Exocrine is a technical death metal band from Bordeaux, France, and Maelstrom is their fourth studio record. Now that the facts are out of the way, Malestrom is an extremely rewarding record that Exocrine should be proud of and will and should be well received by fans and newcomers alike.
On the surface Maelstrom is your run-of-the-mill tech-death record, in that it has all the requisite bells and whistles: finger ripping riffs, hyperspeed blast beats, and double bass, shreddy solos, and growled vocals, laced with trappings of modern prog death metal like dissonant tapped leads, etc. But there is so much more going on that elevates Maelstrom, and by extension Exocrine, above the slew of mediocrity pervading the genre. Malestrom has taken a deep-dive into the cosmic horror of a Lovecraftian world with the song titles, lyrical themes, and tonal vibe in the entire album. With tracks like “Orbital Station” “The Wreck” “Starvation Project” “The Chosen One” and “Galactic Gods”, Exocrine may just be the panacea for all those disgruntled Aversions Crown fans who felt they had been baited on their latest (but still proficient) record “Hell Will Come For Us All”. Looking at the album cover and the presence of a track literally named “The Kraken”, the Lovecraftian themes are in your face, but these elements blend together quite well with other sci-fi genre tropes.

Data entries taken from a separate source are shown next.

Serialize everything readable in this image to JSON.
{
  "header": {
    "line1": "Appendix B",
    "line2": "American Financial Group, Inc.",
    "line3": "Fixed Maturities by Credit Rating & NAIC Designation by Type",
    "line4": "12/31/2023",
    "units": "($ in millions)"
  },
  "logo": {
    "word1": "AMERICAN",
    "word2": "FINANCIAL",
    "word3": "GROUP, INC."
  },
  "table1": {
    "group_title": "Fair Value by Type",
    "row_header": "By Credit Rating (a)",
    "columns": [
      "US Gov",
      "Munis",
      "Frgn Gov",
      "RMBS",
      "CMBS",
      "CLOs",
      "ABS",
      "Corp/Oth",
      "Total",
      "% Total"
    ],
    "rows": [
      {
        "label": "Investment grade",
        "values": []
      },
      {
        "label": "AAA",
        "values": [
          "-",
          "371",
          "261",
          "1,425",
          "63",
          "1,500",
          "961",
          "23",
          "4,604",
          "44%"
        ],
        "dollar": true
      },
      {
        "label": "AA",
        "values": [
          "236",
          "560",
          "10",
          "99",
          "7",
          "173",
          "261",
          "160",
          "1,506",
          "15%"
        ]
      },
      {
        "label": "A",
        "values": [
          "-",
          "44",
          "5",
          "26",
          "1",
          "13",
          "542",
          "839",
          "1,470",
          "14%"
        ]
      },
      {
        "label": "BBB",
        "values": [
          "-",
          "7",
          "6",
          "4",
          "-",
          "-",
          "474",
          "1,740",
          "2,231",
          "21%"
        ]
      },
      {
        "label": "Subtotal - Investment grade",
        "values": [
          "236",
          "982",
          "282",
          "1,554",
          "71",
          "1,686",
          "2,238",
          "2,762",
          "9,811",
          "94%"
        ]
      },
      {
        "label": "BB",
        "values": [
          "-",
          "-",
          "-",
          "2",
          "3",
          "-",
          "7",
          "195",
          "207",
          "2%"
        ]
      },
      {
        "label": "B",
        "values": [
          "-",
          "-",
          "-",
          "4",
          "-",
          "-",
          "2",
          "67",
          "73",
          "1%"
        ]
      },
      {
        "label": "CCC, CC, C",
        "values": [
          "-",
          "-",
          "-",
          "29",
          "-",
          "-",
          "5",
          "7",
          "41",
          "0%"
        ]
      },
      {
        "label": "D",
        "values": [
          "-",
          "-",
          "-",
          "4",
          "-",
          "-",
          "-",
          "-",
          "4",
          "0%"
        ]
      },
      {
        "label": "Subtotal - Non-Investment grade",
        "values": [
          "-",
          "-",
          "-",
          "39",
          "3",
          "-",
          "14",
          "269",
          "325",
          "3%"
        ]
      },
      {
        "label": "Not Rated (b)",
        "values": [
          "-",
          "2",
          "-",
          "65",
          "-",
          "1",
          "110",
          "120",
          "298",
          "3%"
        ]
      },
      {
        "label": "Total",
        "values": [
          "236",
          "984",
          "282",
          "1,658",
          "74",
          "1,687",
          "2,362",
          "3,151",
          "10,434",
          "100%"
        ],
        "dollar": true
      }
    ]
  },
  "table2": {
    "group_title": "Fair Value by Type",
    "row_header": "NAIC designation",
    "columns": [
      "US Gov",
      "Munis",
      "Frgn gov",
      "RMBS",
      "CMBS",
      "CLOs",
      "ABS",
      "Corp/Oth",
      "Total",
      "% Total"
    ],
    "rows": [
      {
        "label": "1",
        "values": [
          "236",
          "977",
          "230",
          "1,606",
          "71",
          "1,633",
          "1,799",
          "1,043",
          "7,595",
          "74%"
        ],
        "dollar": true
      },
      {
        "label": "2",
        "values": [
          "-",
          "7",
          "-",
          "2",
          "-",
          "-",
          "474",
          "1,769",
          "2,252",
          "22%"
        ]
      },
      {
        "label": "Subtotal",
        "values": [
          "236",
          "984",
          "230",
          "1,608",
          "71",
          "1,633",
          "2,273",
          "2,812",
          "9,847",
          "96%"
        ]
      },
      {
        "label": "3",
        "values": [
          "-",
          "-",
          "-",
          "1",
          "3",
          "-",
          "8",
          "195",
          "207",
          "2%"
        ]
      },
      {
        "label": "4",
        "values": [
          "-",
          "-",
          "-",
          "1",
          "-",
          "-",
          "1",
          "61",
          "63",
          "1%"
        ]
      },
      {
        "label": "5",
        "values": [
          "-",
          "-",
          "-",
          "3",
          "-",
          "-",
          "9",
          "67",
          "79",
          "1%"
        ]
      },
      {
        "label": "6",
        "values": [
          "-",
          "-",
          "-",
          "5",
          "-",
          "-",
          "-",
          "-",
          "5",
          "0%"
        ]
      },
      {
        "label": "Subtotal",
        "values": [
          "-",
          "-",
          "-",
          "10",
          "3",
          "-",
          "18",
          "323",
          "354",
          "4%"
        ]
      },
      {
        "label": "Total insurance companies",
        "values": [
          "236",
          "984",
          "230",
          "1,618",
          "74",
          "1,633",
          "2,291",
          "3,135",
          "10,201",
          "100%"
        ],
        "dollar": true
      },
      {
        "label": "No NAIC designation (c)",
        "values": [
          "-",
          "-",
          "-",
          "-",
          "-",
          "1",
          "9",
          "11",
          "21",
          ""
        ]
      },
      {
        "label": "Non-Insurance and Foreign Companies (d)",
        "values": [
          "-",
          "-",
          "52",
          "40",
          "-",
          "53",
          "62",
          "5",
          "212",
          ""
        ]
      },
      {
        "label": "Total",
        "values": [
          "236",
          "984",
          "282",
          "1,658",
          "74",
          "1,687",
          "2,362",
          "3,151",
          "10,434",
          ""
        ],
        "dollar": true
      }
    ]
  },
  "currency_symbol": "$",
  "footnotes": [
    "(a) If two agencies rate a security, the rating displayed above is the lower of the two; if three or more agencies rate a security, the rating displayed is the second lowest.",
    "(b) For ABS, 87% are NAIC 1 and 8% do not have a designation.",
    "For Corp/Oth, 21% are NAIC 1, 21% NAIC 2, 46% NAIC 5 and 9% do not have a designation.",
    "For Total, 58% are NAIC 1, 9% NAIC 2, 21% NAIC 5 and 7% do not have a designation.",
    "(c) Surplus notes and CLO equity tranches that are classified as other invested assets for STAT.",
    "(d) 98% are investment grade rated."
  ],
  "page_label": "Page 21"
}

Album opener and title track “Maelstrom” wastes no time in telling us exactly what this record is all about, techy, violent, groovy, and layered. What it also does is add new elements, perhaps unfamiliar to Exocrine, the addition of clean vocals. The clean vocals are not your whiny metalcore ones, rather something that would feel at home on a Rivers of Nihil, Black Crown Initiate, or The Faceless record. The clean vocals never overstay their welcome, and add another layer of variety on a quick-to-tire barrage of expected guttural growls and barked vocals.
Tracks like “The Kraken” and “Wall of Water” throw more curveballs at us, synth intros that could easily be mistaken for being an intro to an Archspire track. Though backed by the trademark Exocrine near-deathcore chugs before catapulting into razorwire riffs, reminds us that this is an Exocrine track, adding new dimensions to the ever-increasing repertoire of tracks. “Wall of Water” and “The Kraken” are a great mix of deathcore, and tech-death with backing ambient keyboard samples to add heft, again snatching at Aversions Crown’s well, crown. If that wasn’t enough, “Wall of Water” throws in a jazzy trumpet solo with a backdrop of crashing waves, just to ram the point home, that Exocrine are willing to throw everything into this record, including the kitchen sink, resulting in an aptly named Maelstrom. The parallels to Aversions Crown becomes stark yet again, this time with “Abyssal Flesh”, which would be hard to past a blind A-B test, with the downtuned low-end djent-infused riffs layered with finger-flaying leads, quick riffs, held together by grandiose synths. Tracks like “Orbital Station” and “The Chosen One” have staccato rhythm sections and tentacled melodic leads that dance effortlessly between Archspire, The Faceless, and Rivers of Nihil, especially when coupled with the drums and the choppy growled vocals. Album closer “Galactic Gods” has a sax/brass section backed by guitar noodles that Michael Keene (The Faceless) would kick himself for not including on “Autotheism”. Not to keep any stone unturned and an influence, Rings of Saturn regards its weedly-solo’d head into many of the tracks, though thankfully never dilute the overall cohesion of the songwriting or the general listenability with mindless shreds flexing skill rather than adding to the landscape.
The production on Maelstrom is par for the course for extreme layered death metal, dense and crowded but providing the many layers to shine through. The notable deviation from the norm is the choice of rhythm guitar tones. On Maelstrom, Exocrine eschewed the usual mechanical sterile guitar tone for a more “raw” and rough around the edges tone, with close similarities to The Faceless’ “Authotheism”. While this is not this consumer’s personal preference, it will find support among many listeners who are jaded by the by-the-numbers heavily digital guitar tones that pervade the modern extreme metal genre. The tone does normalize into the rest of the soundscape quickly and adds texture to the overall sound, without overly messing up the finished product.
There is never a wasted moment, a trope unused, an element unattended to on Maelstrom. This record is a dense, technical, ferocious, and most importantly, enjoyable, and finished product. It is a pity that Exocrine is not hailed among the greats of modern tech-death. Yet, if there was ever a record to elevate them, Malestrom would be the one.